Maybe it’s Marijuana

Marijuana can decrease opioid dependence despite anti-pot rhetoric

Marijuana can help with opioid addiction

Arizona's anti-marijuana forces have been railing against one of the biggest examples of the plant's medical efficacy: decreasing opioid addiction.

The Twitter feed of Arizonans for Responsible Drug Policy, the organization at least partially responsible for Arizona's last attempt to legalize marijuana in 2016, is rife with claims that opioid use has increased in Colorado and that a study demonstrated a 25 percent decrease in opioid deaths.

The study, released by the RAND Corporation in February, received heavy criticism from Smart Approaches to Marijuana, a close ally of ARDP. SAM's criticism mostly relied on the difference between correlation and causation, claiming the correlation disappeared after 2009 with looser dispensary regulations.

SAM reached out to one of the study's authors (though it's not clear which) for clarification. The author stated that the study's results were more nuanced than initially reported.

"Only legally protected and open dispensaries are correlated with opioid mortality," the author told SAM, and that stricter regulation may negatively impact the correlation.

A press release from RAND following the report suggests the implication here is that fewer opioid deaths correlate with medical programs and dispensaries with fewer regulations. Basically, if prescription opioid users have access to marijuana, they'll use fewer opioids.

This point is corroborated by several state medical marijuana studies. The first, conducted by the Minnesota Department of Health, found that 63 percent of 2,245 Minnesotans in the medical marijuana program decreased or eliminated opioid use within six months.

Similar results were found in Michigan (64 percent, N=244) and Pennsylvania (77 percent, N=1,500), as well as New Mexico and Illinois with far smaller sample sizes.

An Israeli study found 96 percent of 2,970 cancer patients reported "improved conditions" after marijuana use, including 36 percent that eliminated opioid use and 10 percent that decreased opioid use.
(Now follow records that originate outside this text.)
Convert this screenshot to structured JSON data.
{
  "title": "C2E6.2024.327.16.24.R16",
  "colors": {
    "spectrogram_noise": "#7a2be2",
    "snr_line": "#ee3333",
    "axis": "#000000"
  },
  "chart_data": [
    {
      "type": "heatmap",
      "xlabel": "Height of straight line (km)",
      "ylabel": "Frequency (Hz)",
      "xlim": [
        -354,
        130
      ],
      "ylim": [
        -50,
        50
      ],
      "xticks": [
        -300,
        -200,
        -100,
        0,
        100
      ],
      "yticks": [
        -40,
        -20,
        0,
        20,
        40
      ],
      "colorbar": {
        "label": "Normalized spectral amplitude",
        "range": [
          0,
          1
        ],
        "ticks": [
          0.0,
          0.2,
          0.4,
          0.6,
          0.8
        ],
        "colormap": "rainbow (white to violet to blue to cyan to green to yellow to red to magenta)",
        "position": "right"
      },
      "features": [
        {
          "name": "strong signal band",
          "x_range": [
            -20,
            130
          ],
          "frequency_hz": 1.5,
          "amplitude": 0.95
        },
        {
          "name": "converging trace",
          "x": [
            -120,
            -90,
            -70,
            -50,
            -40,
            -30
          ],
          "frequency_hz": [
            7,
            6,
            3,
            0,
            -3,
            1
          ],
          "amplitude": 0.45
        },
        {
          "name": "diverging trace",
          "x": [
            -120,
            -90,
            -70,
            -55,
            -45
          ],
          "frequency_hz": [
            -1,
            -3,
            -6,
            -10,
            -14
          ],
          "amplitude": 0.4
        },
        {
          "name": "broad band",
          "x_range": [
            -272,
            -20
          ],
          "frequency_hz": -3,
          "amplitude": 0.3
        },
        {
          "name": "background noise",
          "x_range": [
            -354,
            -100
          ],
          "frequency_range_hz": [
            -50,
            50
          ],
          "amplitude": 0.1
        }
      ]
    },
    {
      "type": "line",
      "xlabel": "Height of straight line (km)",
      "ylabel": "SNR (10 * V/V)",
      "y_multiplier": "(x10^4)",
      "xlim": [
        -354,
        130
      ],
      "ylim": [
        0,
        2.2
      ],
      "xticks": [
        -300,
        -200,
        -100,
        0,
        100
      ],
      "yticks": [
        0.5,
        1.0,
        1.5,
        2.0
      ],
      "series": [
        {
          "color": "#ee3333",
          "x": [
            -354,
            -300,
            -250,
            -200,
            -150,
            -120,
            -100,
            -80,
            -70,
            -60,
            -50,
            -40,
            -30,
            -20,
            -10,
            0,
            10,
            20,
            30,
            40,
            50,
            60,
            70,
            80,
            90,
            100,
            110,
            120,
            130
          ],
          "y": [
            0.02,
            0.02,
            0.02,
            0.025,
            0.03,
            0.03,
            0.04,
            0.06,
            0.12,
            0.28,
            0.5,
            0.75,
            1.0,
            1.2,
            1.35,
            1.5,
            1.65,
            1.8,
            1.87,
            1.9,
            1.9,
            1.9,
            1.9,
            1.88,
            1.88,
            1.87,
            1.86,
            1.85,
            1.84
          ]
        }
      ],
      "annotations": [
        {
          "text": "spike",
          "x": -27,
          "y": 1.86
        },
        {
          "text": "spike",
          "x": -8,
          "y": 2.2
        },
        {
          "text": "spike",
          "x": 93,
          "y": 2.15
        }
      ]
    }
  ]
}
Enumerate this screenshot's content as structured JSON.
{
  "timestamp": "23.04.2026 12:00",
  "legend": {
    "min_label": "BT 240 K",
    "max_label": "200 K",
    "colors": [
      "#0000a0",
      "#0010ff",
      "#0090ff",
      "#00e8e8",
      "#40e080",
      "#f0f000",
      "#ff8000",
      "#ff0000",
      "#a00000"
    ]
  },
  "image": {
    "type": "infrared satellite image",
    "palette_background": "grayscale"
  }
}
How's that for causation? If prescription opioid users have access to medical marijuana, they'll choose the later. This is a crucial key to the country's opioid epidemic despite ARDP's smoke screen that marijuana does little to decrease opioid dependence.

Users affected by this epidemic, mostly white males, start off addicted to prescription opioids and switch to heroin only after the prescription, or their funds, run out. Roughly 80 percent of heroin users first misused prescription opioids, according to a 2013 study cited by the National Institute on Drug Abuse.

Medical marijuana is an important solution to stemming the sources of this crisis.

This is an important notion to get across as Arizona's legislature just poo-pooed a bill that would have added opioid use disorder to the state's list of qualifying conditions for medical marijuana.

The state pretends to pull out all the stops to addressing this crisis, in which 942 Arizonans have died since June 2017, but ignores marijuana's role based on allegiances to the pharmaceutical industry. (ARDP accepted a $500,000 check from a Chandler-based fentanyl producer in 2016 and was "proud" of it.)

Last week, the Arizona Opioid Assistance and Referral Line opened to help Arizonans address opioid addiction, but the line's operators, Banner Poison and Drug Information Centers, refuse to recommend medical marijuana because "people are on too many drugs," according to medical director Dr. Dan Brooks.

While we look for options in addressing societal issues such as addiction to drugs that actually kill people, we cannot allow counter interests like the ARDP to continue to false concerns about marijuana.